The next example demonstrates how to use an exception to support platform-specific functionality. This code comes from the getpass module, a wrapper module for getting a password from the user. Getting a password is accomplished differently on UNIX, Windows, and Mac OS platforms, but this code encapsulates all of those differences.

Example 6.2. Supporting Platform-Specific Functionality

  # Bind the name getpass to the appropriate function
  try:
      import termios, TERMIOS                     1
  except ImportError:
      try:
          import msvcrt                           2
      except ImportError:
          try:
              from EasyDialogs import AskPassword 3
          except ImportError:
              getpass = default_getpass           4
          else:                                   5
              getpass = AskPassword
      else:
          getpass = win_getpass
  else:
      getpass = unix_getpass
1 termios is a UNIX-specific module that provides low-level control over the input terminal. If this module is not available (because it's not on your system, or your system doesn't support it), the import fails and Python raises an ImportError, which you catch.
2 OK, you didn't have termios, so let's try msvcrt, which is a Windows-specific module that provides an API to many useful functions in the Microsoft Visual C++ runtime services. If this import fails, Python will raise an ImportError, which you catch.
3 If the first two didn't work, you try to import a function from EasyDialogs, which is a Mac OS-specific module that provides functions to pop up dialog boxes of various types. Once again, if this import fails, Python will raise an ImportError, which you catch.
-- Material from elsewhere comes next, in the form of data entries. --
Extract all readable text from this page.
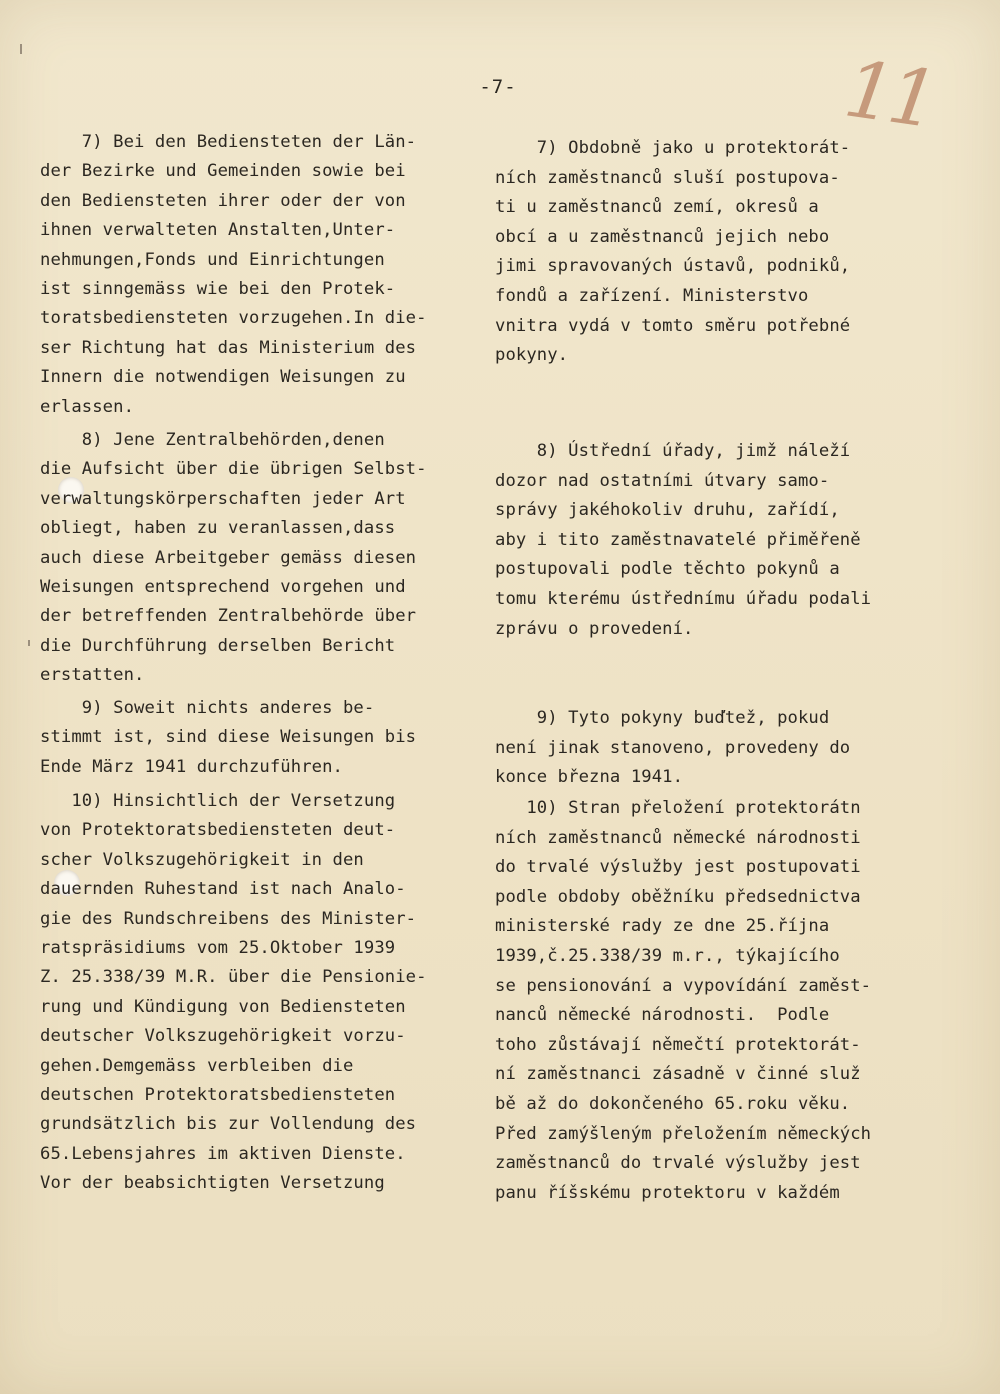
-7-	11
7) Bei den Bediensteten der Län-
der Bezirke und Gemeinden sowie bei
den Bediensteten ihrer oder der von
ihnen verwalteten Anstalten,Unter-
nehmungen,Fonds und Einrichtungen
ist sinngemäss wie bei den Protek-
toratsbediensteten vorzugehen.In die-
ser Richtung hat das Ministerium des
Innern die notwendigen Weisungen zu
erlassen.
8) Jene Zentralbehörden,denen
die Aufsicht über die übrigen Selbst-
verwaltungskörperschaften jeder Art
obliegt, haben zu veranlassen,dass
auch diese Arbeitgeber gemäss diesen
Weisungen entsprechend vorgehen und
der betreffenden Zentralbehörde über
die Durchführung derselben Bericht
erstatten.
9) Soweit nichts anderes be-
stimmt ist, sind diese Weisungen bis
Ende März 1941 durchzuführen.
10) Hinsichtlich der Versetzung
von Protektoratsbediensteten deut-
scher Volkszugehörigkeit in den
dauernden Ruhestand ist nach Analo-
gie des Rundschreibens des Minister-
ratspräsidiums vom 25.Oktober 1939
Z. 25.338/39 M.R. über die Pensionie-
rung und Kündigung von Bediensteten
deutscher Volkszugehörigkeit vorzu-
gehen.Demgemäss verbleiben die
deutschen Protektoratsbediensteten
grundsätzlich bis zur Vollendung des
65.Lebensjahres im aktiven Dienste.
Vor der beabsichtigten Versetzung
7) Obdobně jako u protektorát-
ních zaměstnanců sluší postupova-
ti u zaměstnanců zemí, okresů a
obcí a u zaměstnanců jejich nebo
jimi spravovaných ústavů, podniků,
fondů a zařízení. Ministerstvo
vnitra vydá v tomto směru potřebné
pokyny.
8) Ústřední úřady, jimž náleží
dozor nad ostatními útvary samo-
správy jakéhokoliv druhu, zařídí,
aby i tito zaměstnavatelé přiměřeně
postupovali podle těchto pokynů a
tomu kterému ústřednímu úřadu podali
zprávu o provedení.
9) Tyto pokyny buďtež, pokud
není jinak stanoveno, provedeny do
konce března 1941.
10) Stran přeložení protektorátn
ních zaměstnanců německé národnosti
do trvalé výslužby jest postupovati
podle obdoby oběžníku předsednictva
ministerské rady ze dne 25.října
1939,č.25.338/39 m.r., týkajícího
se pensionování a vypovídání zaměst-
nanců německé národnosti.  Podle
toho zůstávají němečtí protektorát-
ní zaměstnanci zásadně v činné služ
bě až do dokončeného 65.roku věku.
Před zamýšleným přeložením německých
zaměstnanců do trvalé výslužby jest
panu říšskému protektoru v každém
4 None of these platform-specific modules is available (which is possible, since Python has been ported to a lot of different platforms), so you need to fall back on a default password input function (which is defined elsewhere in the getpass module). Notice what you're doing here: assigning the function default_getpass to the variable getpass. If you read the official getpass documentation, it tells you that the getpass module defines a getpass function. It does this by binding getpass to the correct function for your platform. Then when you call the getpass function, you're really calling a platform-specific function that this code has set up for you. You don't need to know or care which platform your code is running on -- just call getpass, and it will always do the right thing.
5 A try...except block can have an else clause, like an if statement. If no exception is raised during the try block, the else clause is executed afterwards. In this case, that means that the from EasyDialogs import AskPassword import worked, so you should bind getpass to the AskPassword function. Each of the other try...except blocks has similar else clauses to bind getpass to the appropriate function when you find an import that works.